Zalando se veut encore plus personnel, grâce à l’IA et aux marques de luxe

Zalando mise pleinement sur la personnalisation : la plateforme de mode souhaite cerner et servir au mieux le client. Pour ce faire l’e-tailer a recours à l’intelligence artificielle et élargit son portefeuille en y ajoutant dix-sept marques de luxe.


Le haut de gamme, une catégorie à forte croissance

A partir du premier trimestre de 2019 Zalando ajoutera dix-sept marques de mode haut de gamme à son offre, dont Diane von Furstenberg, Missoni, Mulberry, See by Chloé et Theory.  Dans un premier temps Zalando proposera les marques en wholesale sur sa plateforme, mais ultérieurement les marques pourront obtenir leur propre espace de vente sur la place de marché de l’e-tailer.


Chez Zalando l’offre premium fait partie des catégories à forte croissance, explique la responsable Lena-Sophie Krups au magazine Drapers. L’e-tailer allemand est devenu une destination de mode crédible, en proposant d’abord des marques plus courantes telles que Michael Kors et Hugo Boss, pour ensuite s’élever plus haut.


Creuser toujours plus loin pour connaître le client

Le mix de marques chez Zalando doit refléter la manière dont les clients font leur shopping, selon Krups. Tenter de cerner le client et répondre personnellement à ses besoins, constitue en effet une priorité absolue pour le groupe de mode, souligne le responsable technologique Reiner Kraft dans une interview accordée au Financieele Dagblad.


« Pour nous la personnalisation parfaite sera le sujet central dans les années à venir.

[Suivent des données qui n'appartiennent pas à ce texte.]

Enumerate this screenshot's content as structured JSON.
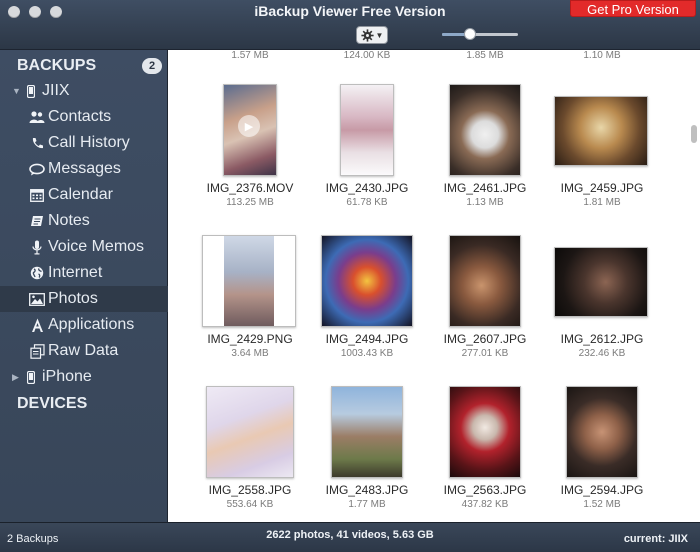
{
  "window": {
    "title": "iBackup Viewer Free Version",
    "pro_button": "Get Pro Version"
  },
  "toolbar": {
    "gear_icon": "gear-icon",
    "thumbnail_size": 0.37
  },
  "sidebar": {
    "backups_header": "BACKUPS",
    "backups_count": "2",
    "device": "JIIX",
    "items": [
      {
        "label": "Contacts",
        "icon": "contacts-icon"
      },
      {
        "label": "Call History",
        "icon": "phone-icon"
      },
      {
        "label": "Messages",
        "icon": "messages-icon"
      },
      {
        "label": "Calendar",
        "icon": "calendar-icon"
      },
      {
        "label": "Notes",
        "icon": "notes-icon"
      },
      {
        "label": "Voice Memos",
        "icon": "microphone-icon"
      },
      {
        "label": "Internet",
        "icon": "globe-icon"
      },
      {
        "label": "Photos",
        "icon": "photo-icon"
      },
      {
        "label": "Applications",
        "icon": "applications-icon"
      },
      {
        "label": "Raw Data",
        "icon": "raw-data-icon"
      }
    ],
    "device2": "iPhone",
    "devices_header": "DEVICES"
  },
  "content": {
    "top_sizes": [
      "1.57 MB",
      "124.00 KB",
      "1.85 MB",
      "1.10 MB"
    ],
    "photos": [
      {
        "name": "IMG_2376.MOV",
        "size": "113.25 MB"
      },
      {
        "name": "IMG_2430.JPG",
        "size": "61.78 KB"
      },
      {
        "name": "IMG_2461.JPG",
        "size": "1.13 MB"
      },
      {
        "name": "IMG_2459.JPG",
        "size": "1.81 MB"
      },
      {
        "name": "IMG_2429.PNG",
        "size": "3.64 MB"
      },
      {
        "name": "IMG_2494.JPG",
        "size": "1003.43 KB"
      },
      {
        "name": "IMG_2607.JPG",
        "size": "277.01 KB"
      },
      {
        "name": "IMG_2612.JPG",
        "size": "232.46 KB"
      },
      {
        "name": "IMG_2558.JPG",
        "size": "553.64 KB"
      },
      {
        "name": "IMG_2483.JPG",
        "size": "1.77 MB"
      },
      {
        "name": "IMG_2563.JPG",
        "size": "437.82 KB"
      },
      {
        "name": "IMG_2594.JPG",
        "size": "1.52 MB"
      }
    ]
  },
  "status": {
    "left": "2 Backups",
    "center": "2622 photos, 41 videos, 5.63 GB",
    "right": "current: JIIX"
  }
}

Lorsque vous regardez des films sur Netflix ou écoutez de la musique sur Spotify, vous constatez qu’ils ont le don de vous conseiller des films et des chansons. Zalando fait de même pour la mode. Nous creusons toujours plus profond pour mieux connaître notre client », explique Kraft, qui a passé vingt ans à Silicon Valley et qui tant chez IBM que chez Yahoo ! a obtenu le titre de ‘master inventor’.

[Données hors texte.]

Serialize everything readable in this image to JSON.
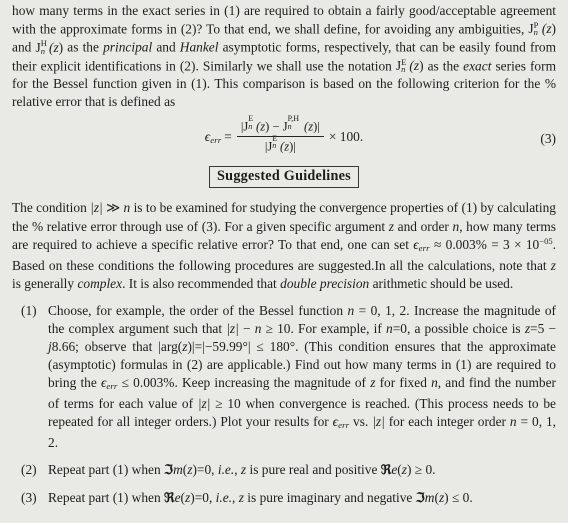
{
  "document": {
    "background_color": "#e9e9e6",
    "text_color": "#1d1d1b",
    "paragraph_1": "how many terms in the exact series in (1) are required to obtain a fairly good/acceptable agreement with the approximate forms in (2)? To that end, we shall define, for avoiding any ambiguities, Jnᴾ(z) and Jnᴴ(z) as the principal and Hankel asymptotic forms, respectively, that can be easily found from their explicit identifications in (2). Similarly we shall use the notation JnᴱE(z) as the exact series form for the Bessel function given in (1). This comparison is based on the following criterion for the % relative error that is defined as",
    "paragraph_2": "The condition |z| ≫ n is to be examined for studying the convergence properties of (1) by calculating the % relative error through use of (3). For a given specific argument z and order n, how many terms are required to achieve a specific relative error? To that end, one can set εerr ≈ 0.003% = 3 × 10⁻⁰⁵. Based on these conditions the following procedures are suggested.In all the calculations, note that z is generally complex. It is also recommended that double precision arithmetic should be used."
  },
  "equation": {
    "number": "(3)",
    "lhs": "ϵerr",
    "equals": "=",
    "numerator": "|Jn^E(z) − Jn^{P,H}(z)|",
    "denominator": "|Jn^E(z)|",
    "times": "×",
    "factor": "100."
  },
  "heading": {
    "text": "Suggested Guidelines"
  },
  "list": {
    "items": [
      {
        "marker": "(1)",
        "text": "Choose, for example, the order of the Bessel function n = 0, 1, 2. Increase the magnitude of the complex argument such that |z| − n ≥ 10. For example, if n = 0, a possible choice is z = 5 − j8.66; observe that |arg(z)| = |−59.99°| ≤ 180°. (This condition ensures that the approximate (asymptotic) formulas in (2) are applicable.) Find out how many terms in (1) are required to bring the ϵerr ≤ 0.003%. Keep increasing the magnitude of z for fixed n, and find the number of terms for each value of |z| ≥ 10 when convergence is reached. (This process needs to be repeated for all integer orders.) Plot your results for ϵerr vs. |z| for each integer order n = 0, 1, 2."
      },
      {
        "marker": "(2)",
        "text": "Repeat part (1) when ℑm(z) = 0, i.e., z is pure real and positive ℜe(z) ≥ 0."
      },
      {
        "marker": "(3)",
        "text": "Repeat part (1) when ℜe(z) = 0, i.e., z is pure imaginary and negative ℑm(z) ≤ 0."
      }
    ]
  },
  "symbols": {
    "bessel": "J",
    "order_subscript": "n",
    "exact_superscript": "E",
    "principal_superscript": "P",
    "hankel_superscript": "H",
    "principal_hankel_superscript": "P,H",
    "epsilon_err": "ϵ",
    "err_subscript": "err",
    "much_greater": "≫",
    "greater_equal": "≥",
    "less_equal": "≤",
    "approx": "≈",
    "times": "×",
    "minus": "−",
    "real_part": "ℜ",
    "imag_part": "ℑ",
    "degree": "°"
  },
  "values": {
    "orders": "0, 1, 2",
    "min_magnitude": "10",
    "example_z": "5 − j8.66",
    "arg_z": "−59.99°",
    "arg_limit": "180°",
    "target_error_percent": "0.003%",
    "target_error_sci": "3 × 10⁻⁰⁵",
    "percent_100": "100",
    "eq_ref_1": "(1)",
    "eq_ref_2": "(2)",
    "eq_ref_3": "(3)"
  }
}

Sous sa direction Zalando est devenu une entreprise technologique vendant de la mode, au lieu d’une entreprise de mode également active dans la technologie, affirme-t-il. Actuellement un employé sur sept au sein de l’entreprise allemande s’occupe de technologie. Selon FD, l’e-tailer aurait l’ambition de devenir « le système d’exploitation central et omniscient du monde de la mode européen ».


« L’homme est paresseux de nature »

Cette approche porte déjà ses fruits, estime Kraft : « Nous constatons qu’une part substantielle de nos ventes est générée par nos suggestions. Nous savons précisément combien de produits sont vendus sur base de la personnalisation et combien nous sont retournés. Le temps est venu dans les années à venir de franchir une nouvelle étape en intégrant l’IA pour créer un effet levier. »

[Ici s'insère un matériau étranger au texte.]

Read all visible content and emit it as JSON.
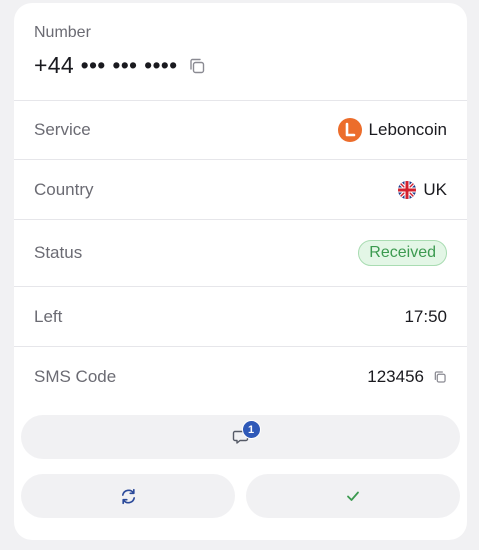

L’objectif final d’ici 2020 est de doubler le chiffre d’affaires annuel à 10 milliards d’euros. Pour ce faire l’entreprise devra disposer de « bien plus de données sur ses clients et d’intelligence artificielle », car « si nous devenons de plus en plus intelligents grâce aux algorithmes, nous saurons mieux que le consommateur ce qui lui convient. »


« Dans un monde futuriste un drone vous livrera un produit que vous n’avez pas commandé, mais dont vous avez besoin endéans les dix minutes. L’homme est paresseux de nature et aime les surprises et les conseils », selon Kraft. Il estime toutefois que la technologie ne peut aller trop loin, car les gens finiraient par perdre leur sens de la créativité, en particulier lorsqu’il s’agit de mode.


En outre il estime que les entreprises se doivent d’assumer leur responsabilité sociétale : « Si les entreprises ne tiennent pas compte de la société, elles creuseront leur propre tombe. Je pense que les actionnaires récompenseront les entreprises responsables. A long terme l’avenir appartiendra à ces entreprises », conclut Kraft.